Perhaps you have little ones at home, or maybe your grandchildren are coming over to visit. There are plenty of ways to have fun and keep cool on a hot day, even in your own backyard. When my children play with water outside, I pay attention to where they will be re-entering the house. If I’m on top of things, I’ll lock the living room door, to force the foot traffic to the laundry. Old towels on the floor will help catch muddy footprints. Always be conscious of water restrictions in your local area. Some of these games may be played with small amounts of water over areas of the garden that need watering. Avoid being in full sun in the hottest part of the day and remember to be SunSmart.
Get wet party
Run the sprinkler and put on some dance music. Fill up the water pistols and soak the sponge balls. Be conscious of any dry washing nearby (our neighbours hang their washing precariously close to our fence). You can even set up bubble blowing equipment to add to the fun.
Water Play ‘chores’
Small children love to be helpful. Unfortunately, their ‘help’ can often lead to domestic disaster! Help them to scratch that itch by setting these chores up outside. Give your children a small bucket of water and a paintbrush and they can ‘paint’ the fence. Use a trough, dish brush, plastic plates and an old dish-drying rack and they can do the dishes for you. If you have a patch of smooth concrete or decking, give them a mop or a scrubbing brush to clean it. Of course, they’ll end up soaked, but on a hot day this isn’t such a bad thing!
This one requires a little forward planning. Freeze plastic toys into large ice blocks (old takeaway containers make a good mould). Give these to the children with a bucket, trough, or paddling pool of water to melt the toys out. And always supervise small children around water.

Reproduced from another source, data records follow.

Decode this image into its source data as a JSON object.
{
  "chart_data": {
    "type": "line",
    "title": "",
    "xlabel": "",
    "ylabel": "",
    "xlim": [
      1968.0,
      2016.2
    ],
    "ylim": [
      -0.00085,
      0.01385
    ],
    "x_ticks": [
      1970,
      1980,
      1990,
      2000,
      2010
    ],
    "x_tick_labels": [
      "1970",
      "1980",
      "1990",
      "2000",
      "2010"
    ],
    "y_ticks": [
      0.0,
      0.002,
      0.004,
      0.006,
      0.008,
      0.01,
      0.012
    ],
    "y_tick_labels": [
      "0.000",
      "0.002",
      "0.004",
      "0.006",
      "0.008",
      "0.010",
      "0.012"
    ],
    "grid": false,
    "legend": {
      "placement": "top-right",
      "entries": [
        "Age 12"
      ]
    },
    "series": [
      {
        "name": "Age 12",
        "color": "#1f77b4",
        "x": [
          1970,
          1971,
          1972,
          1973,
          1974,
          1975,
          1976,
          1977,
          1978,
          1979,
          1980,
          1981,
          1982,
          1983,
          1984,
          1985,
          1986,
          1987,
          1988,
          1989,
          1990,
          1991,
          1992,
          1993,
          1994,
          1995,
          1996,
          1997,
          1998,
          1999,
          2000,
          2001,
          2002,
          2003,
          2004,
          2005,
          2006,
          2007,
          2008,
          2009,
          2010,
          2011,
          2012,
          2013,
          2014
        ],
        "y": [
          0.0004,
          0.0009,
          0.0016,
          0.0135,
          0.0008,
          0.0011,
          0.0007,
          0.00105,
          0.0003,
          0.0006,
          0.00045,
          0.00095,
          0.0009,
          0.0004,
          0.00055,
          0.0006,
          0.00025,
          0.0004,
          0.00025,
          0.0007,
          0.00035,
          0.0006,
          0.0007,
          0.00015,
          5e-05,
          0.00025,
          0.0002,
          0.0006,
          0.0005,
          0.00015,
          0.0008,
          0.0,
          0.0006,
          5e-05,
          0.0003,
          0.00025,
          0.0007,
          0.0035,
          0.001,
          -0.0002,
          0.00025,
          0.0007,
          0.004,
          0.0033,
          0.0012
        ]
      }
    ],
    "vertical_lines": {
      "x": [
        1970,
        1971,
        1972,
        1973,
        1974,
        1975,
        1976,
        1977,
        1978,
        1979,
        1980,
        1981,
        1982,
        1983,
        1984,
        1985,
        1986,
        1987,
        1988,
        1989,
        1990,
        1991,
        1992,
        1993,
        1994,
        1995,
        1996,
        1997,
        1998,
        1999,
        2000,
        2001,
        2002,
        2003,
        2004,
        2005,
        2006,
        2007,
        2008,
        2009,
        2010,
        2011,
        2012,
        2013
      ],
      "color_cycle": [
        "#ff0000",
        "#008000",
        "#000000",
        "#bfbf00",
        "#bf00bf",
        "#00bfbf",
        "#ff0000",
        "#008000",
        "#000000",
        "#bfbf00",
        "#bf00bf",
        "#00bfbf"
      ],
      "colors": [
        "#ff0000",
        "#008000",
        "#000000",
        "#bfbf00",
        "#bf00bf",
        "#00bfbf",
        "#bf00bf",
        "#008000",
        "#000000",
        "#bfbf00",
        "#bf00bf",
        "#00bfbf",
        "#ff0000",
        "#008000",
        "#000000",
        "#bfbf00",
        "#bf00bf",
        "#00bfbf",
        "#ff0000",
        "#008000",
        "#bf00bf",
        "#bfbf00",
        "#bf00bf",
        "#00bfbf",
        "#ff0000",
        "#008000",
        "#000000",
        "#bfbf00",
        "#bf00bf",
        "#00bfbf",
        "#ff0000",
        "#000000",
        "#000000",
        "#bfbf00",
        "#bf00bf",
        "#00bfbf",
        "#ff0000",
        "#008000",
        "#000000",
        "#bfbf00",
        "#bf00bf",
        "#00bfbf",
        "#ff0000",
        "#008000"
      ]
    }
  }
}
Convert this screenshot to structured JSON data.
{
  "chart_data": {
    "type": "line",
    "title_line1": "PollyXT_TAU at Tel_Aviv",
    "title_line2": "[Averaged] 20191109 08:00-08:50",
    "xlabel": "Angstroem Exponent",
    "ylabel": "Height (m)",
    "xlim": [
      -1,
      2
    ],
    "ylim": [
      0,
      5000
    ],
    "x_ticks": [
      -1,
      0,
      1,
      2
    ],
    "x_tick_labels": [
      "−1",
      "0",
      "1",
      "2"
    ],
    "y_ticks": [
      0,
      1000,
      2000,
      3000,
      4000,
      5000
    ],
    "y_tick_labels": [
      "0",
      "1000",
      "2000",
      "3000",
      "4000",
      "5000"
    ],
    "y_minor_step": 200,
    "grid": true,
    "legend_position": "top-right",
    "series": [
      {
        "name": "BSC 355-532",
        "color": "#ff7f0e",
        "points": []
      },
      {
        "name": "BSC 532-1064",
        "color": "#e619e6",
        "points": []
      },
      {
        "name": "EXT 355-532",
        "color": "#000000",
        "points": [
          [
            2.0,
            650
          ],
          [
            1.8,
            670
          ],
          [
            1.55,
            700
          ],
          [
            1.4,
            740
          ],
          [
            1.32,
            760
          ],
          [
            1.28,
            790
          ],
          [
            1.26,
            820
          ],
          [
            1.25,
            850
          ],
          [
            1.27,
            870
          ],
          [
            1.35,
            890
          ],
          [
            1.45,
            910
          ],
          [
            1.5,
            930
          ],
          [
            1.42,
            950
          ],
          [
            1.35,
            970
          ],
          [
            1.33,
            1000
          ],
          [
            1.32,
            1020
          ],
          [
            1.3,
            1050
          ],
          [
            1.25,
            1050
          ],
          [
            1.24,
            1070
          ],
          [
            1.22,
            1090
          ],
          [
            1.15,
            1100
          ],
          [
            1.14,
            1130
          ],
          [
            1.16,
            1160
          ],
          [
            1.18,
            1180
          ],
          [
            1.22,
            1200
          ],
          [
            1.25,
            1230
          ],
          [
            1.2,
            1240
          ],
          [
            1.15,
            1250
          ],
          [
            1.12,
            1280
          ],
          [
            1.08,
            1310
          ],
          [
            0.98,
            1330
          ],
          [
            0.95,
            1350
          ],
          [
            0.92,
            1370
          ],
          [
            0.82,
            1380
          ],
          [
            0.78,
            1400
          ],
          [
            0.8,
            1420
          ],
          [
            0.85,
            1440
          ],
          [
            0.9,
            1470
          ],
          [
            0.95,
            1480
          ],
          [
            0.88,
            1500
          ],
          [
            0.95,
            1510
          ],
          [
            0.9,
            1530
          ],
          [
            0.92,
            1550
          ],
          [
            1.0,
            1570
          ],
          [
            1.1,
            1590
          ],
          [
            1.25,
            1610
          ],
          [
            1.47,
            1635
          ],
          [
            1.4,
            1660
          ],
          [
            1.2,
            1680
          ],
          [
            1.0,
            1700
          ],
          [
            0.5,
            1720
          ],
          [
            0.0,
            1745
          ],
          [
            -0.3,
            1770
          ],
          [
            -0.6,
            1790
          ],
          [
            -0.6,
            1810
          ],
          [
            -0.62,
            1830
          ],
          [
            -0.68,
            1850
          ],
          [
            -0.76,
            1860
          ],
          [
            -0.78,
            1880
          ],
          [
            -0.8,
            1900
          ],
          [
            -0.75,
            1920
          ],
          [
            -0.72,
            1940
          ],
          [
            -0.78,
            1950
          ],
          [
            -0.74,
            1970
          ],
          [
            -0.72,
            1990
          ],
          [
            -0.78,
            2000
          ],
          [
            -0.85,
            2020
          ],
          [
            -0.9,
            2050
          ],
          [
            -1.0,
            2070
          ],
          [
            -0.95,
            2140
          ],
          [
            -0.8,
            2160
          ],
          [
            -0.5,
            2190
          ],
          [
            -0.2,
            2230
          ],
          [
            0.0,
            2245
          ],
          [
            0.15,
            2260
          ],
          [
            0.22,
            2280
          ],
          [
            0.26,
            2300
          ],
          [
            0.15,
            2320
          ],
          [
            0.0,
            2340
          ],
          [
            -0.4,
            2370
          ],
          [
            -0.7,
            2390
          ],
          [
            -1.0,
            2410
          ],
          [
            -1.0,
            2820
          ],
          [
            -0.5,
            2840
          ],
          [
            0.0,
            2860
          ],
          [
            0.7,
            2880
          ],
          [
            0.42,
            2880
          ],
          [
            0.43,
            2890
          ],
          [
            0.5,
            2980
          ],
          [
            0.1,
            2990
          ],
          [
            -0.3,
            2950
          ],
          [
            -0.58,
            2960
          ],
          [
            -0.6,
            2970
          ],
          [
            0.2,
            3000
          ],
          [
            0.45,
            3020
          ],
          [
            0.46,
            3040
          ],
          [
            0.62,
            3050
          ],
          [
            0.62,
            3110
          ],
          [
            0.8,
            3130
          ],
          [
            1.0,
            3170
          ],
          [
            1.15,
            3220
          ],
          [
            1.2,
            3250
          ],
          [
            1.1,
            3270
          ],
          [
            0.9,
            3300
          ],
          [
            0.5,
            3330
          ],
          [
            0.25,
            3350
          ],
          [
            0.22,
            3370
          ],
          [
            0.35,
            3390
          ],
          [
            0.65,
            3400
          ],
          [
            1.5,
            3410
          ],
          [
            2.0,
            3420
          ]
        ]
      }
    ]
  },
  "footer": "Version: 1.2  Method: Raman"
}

This is a great game for when you have other children over to play, or if you are already an impressively large Catholic family. For this relay race you will need a bucket of water, a ladle, and a large measuring jug. The bucket and the measuring jug are set up a distance apart, with space to run between the two. Participants must use the ladle to scoop water from the bucket, then run across to tip it into the measuring jug. Depending on how many players you have, this may be done as a relay race, or one player may go back and forth as much as they can before the timer goes off (give them two minutes, perhaps). If you have enough equipment (you would need two ladles, two measuring jugs), players may compete simultaneously. The team that collects the most water wins! The variations here are endless. You may substitute the ladle for a large sponge or a leaking cup. You might put a drop of food dye in the bottom of the measuring jugs to show team colours. And if anyone argues with the ref, they get a ladleful of water poured over them!
Hmmm. I’m not too sure about this one. This is all about wearing old clothes and getting absolutely covered in mud. A great deal of fun which I recommend to everyone who does NOT live at my house!
Cool water bubble baths
This is simple but fun. It’s just a bath with cool water and lots of bubbles, but sometimes it’s the simple things that kids love best. If you don’t have a bath, a rubber tub or washing basket in the shower can also work. This one has a fringe benefit of producing clean children at the end!
If you don’t have a backyard
Of course, not everybody has the luxury of a backyard to play in. If you don’t have a backyard, perhaps bring the fun to a local park or reserve. Just be careful not to lob any waterbombs into neighbouring picnics!
It’s important that we take time this Summer to really enjoy the season. Embrace the heat and relish the unseasonably cooler days. It’s been a tough year: we’ve earned some fun in the sun!